We present a physically motivated model of dark energy (DE) rooted in the topological structure of the Quantum ChromoDynamic (QCD) vacuum. In this framework, DE emerges as the Universe expands, from the difference in vacuum energy between the expanding Universe and Minkowski spacetime, driven by QCD vacuum topological sectors. This leads to a modification of the dark energy term in the Friedmann equation, which then scales with the Hubble parameter as $\rho_{\rm DE}(t) \propto H(t)$ when dark energy dominates the expansion of the Universe. The QCD scale, $\Lambda_{\rm QCD} \sim 100~{\rm MeV}$, naturally sets the energy density of DE and provides a compelling explanation for why its impact on cosmic expansion becomes significant only in the recent cosmological epoch.
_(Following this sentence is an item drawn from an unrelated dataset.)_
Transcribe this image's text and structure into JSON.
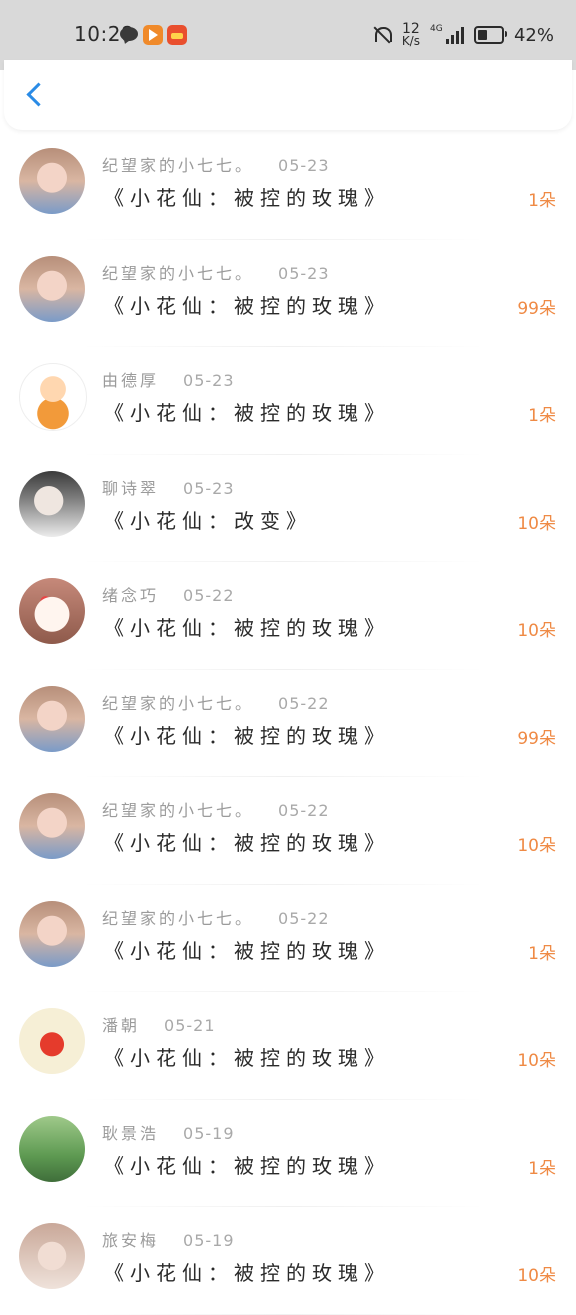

Importantly, the entire framework is grounded in Standard Model (SM) physics, involving no new fields or coupling constants. Key predictions of the model include: (a) A present-day DE equation of state $w_{\rm DE} > -1$, asymptotically approaching the de Sitter limit $w_{\rm DE} = -1$ in the future, with the corresponding asymptotic Hubble constant $\overline{H}$ set by $\Lambda_{\rm QCD}$. (b) At redshifts $z \ge 0$, $w_{\rm DE}$ can lie above or below $-1$ and may cross this boundary multiple times, behavior qualitatively consistent with recent DESI observations. (c) The solution to the Friedmann equation in this framework can deviate from the canonical $\Lambda$CDM form at $z \ge 0$. (d) If such deviation occurs, it can be tested using cosmological observations, CMB anisotropies, BAO, SNIa, and large-scale structure, which we propose to explore in future work. (e) Finally, we point out a potential connection between our framework and the observed $H_0$ tension.